How to get a column's distinct values and their corresponding weights when adding an expect_column_kl_divergence_to_be_less_than expectation

When adding a expect_column_kl_divergence_to_be_less_than on a low-cardinality column, we need to pass a “partition_object” argument that holds the values of the column and their weights.

How can GE help get this object from a sample batch of data?

This answer assumes that you:

  1. are an a notebook generated by GE (when you created an expectation suite)
  2. obtained a batch (this code is present in the generated notebook)

First, call expect_column_kl_divergence_to_be_less_than without specifying any partition object or threshold.
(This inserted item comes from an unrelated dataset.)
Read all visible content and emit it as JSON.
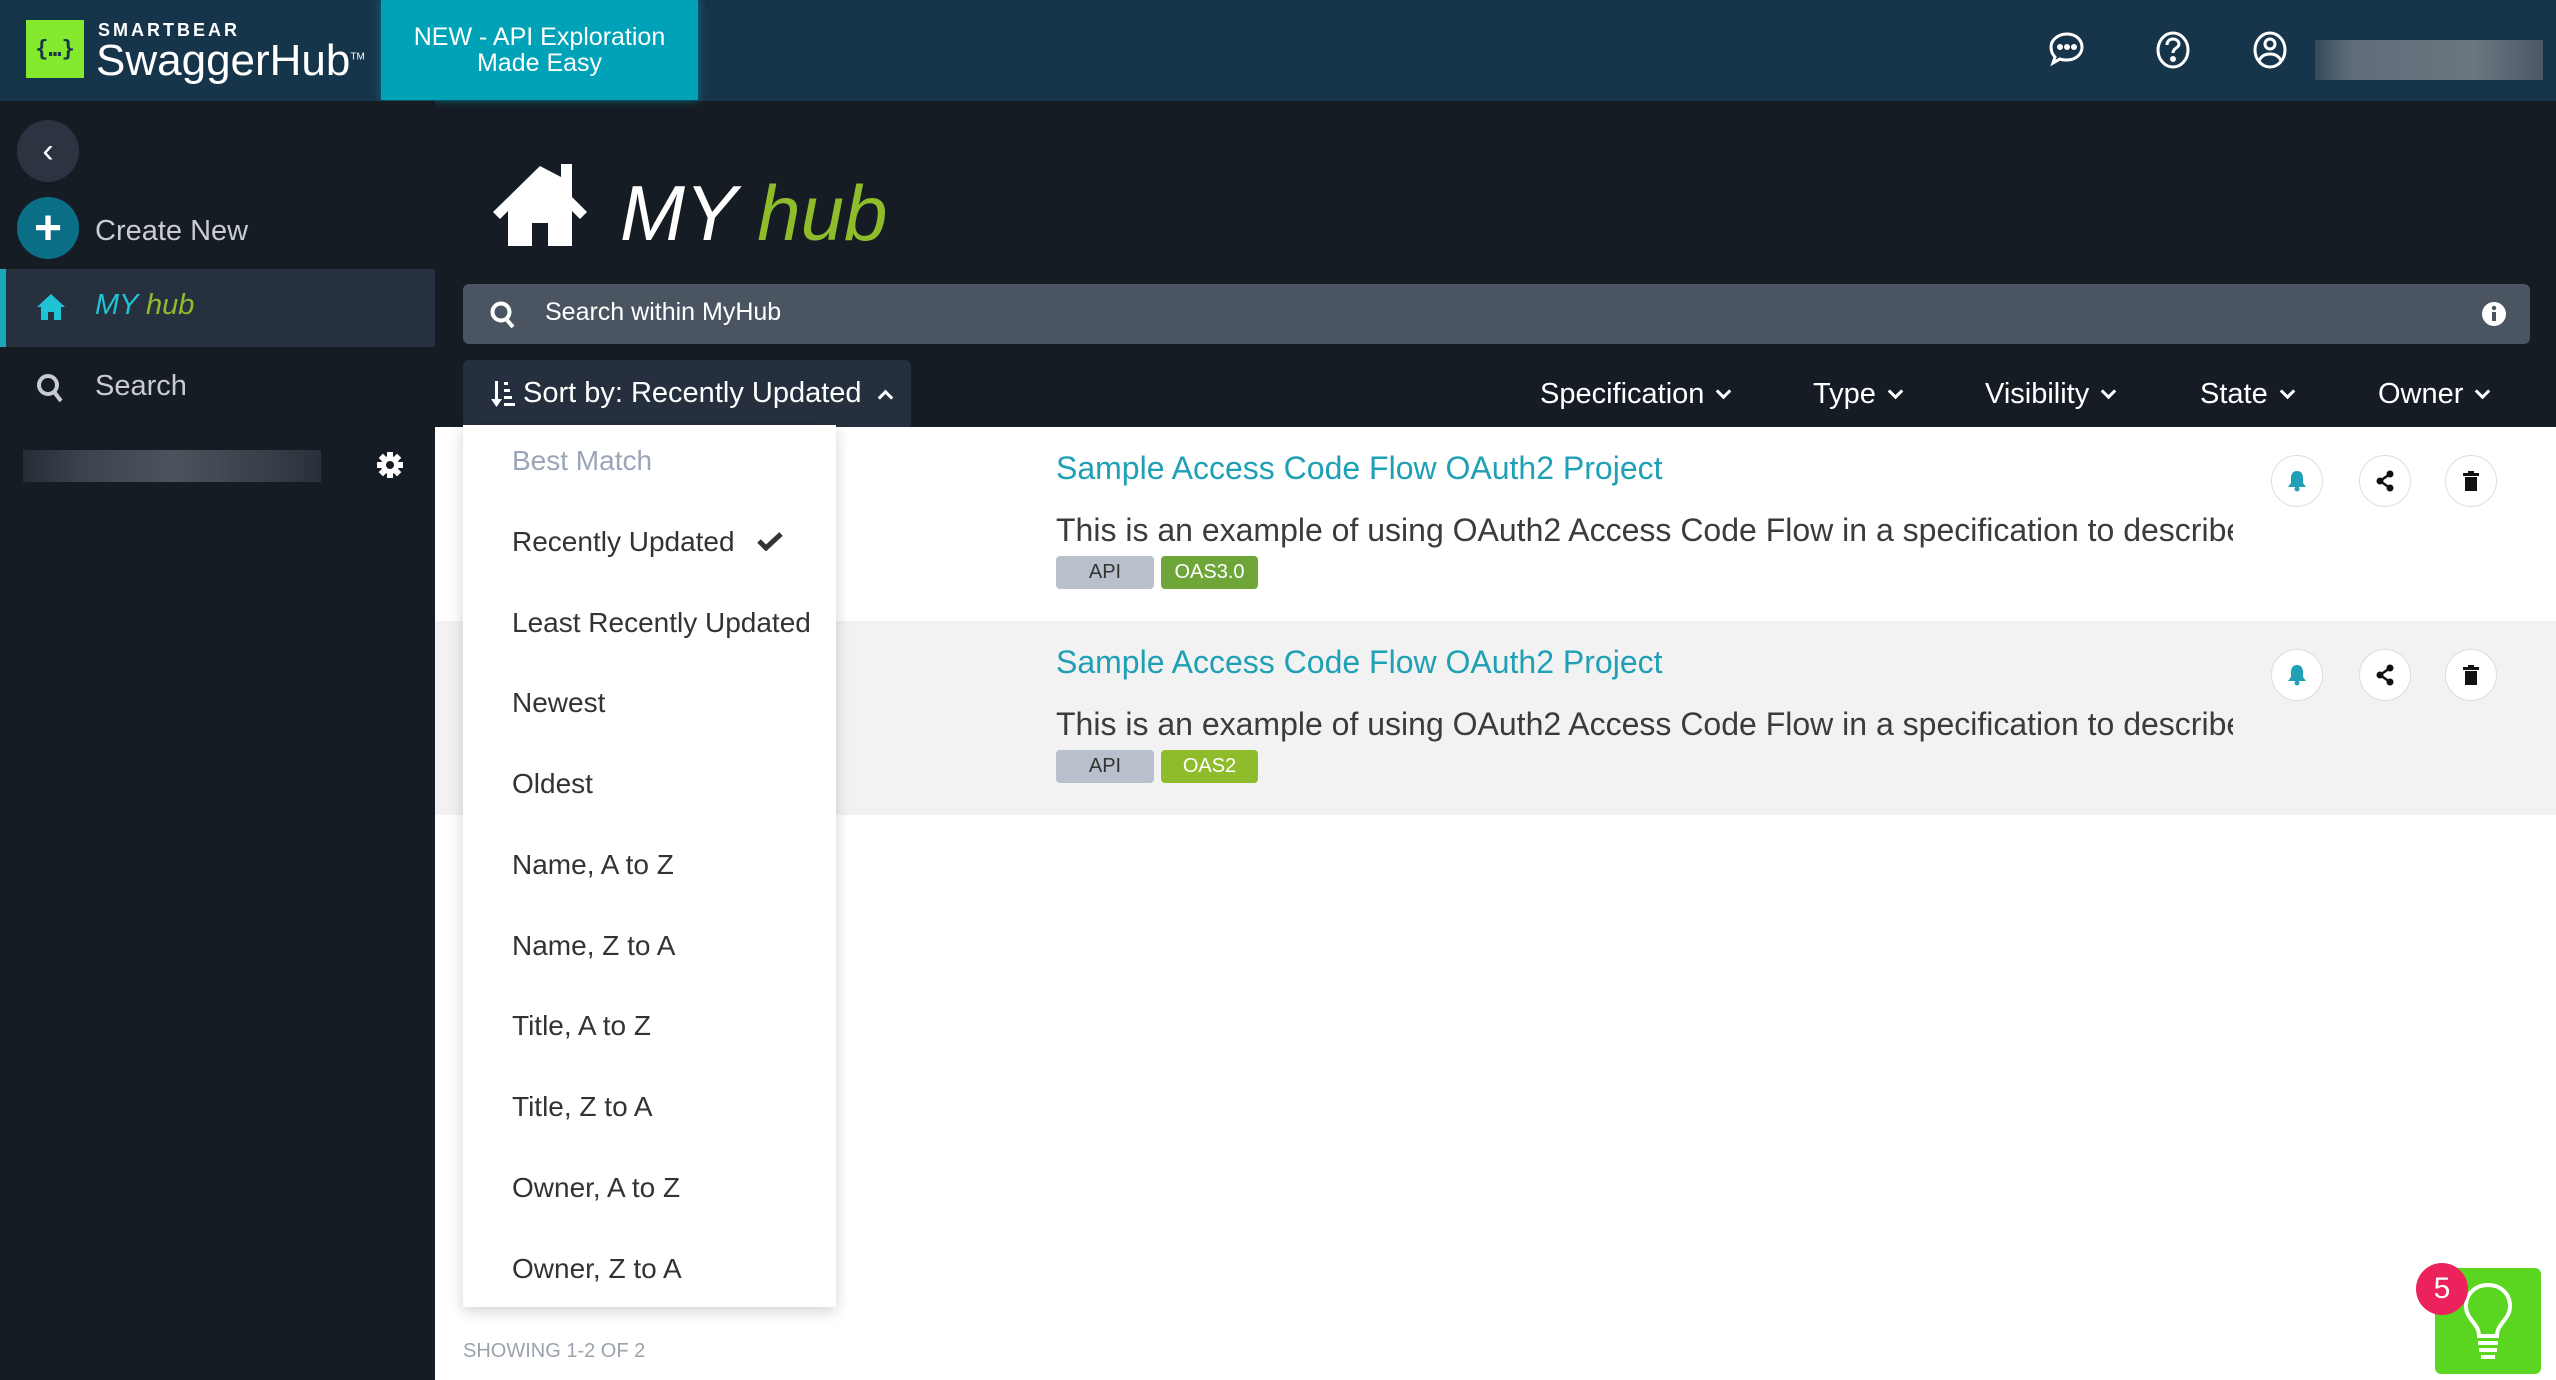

GE will interpret this as you having no constraints and will returned the partition that it observed in the batch:

profiling_result = batch.expect_column_kl_divergence_to_be_less_than(COLUMN_NAME,
bucketize_data=False,
partition_object=None,
threshold=None,
result_format=‘COMPLETE’)
observed_partition = profiling_result.result[“details”][“observed_partition”]

The step above essentially profiled the column.
Now you can use the observed partition object to create a real expectation (don’t forget to specify a threshold as well):

batch.expect_column_kl_divergence_to_be_less_than(COLUMN_NAME,
bucketize_data=False,
partition_object=observed_partition,
threshold=0.4,
)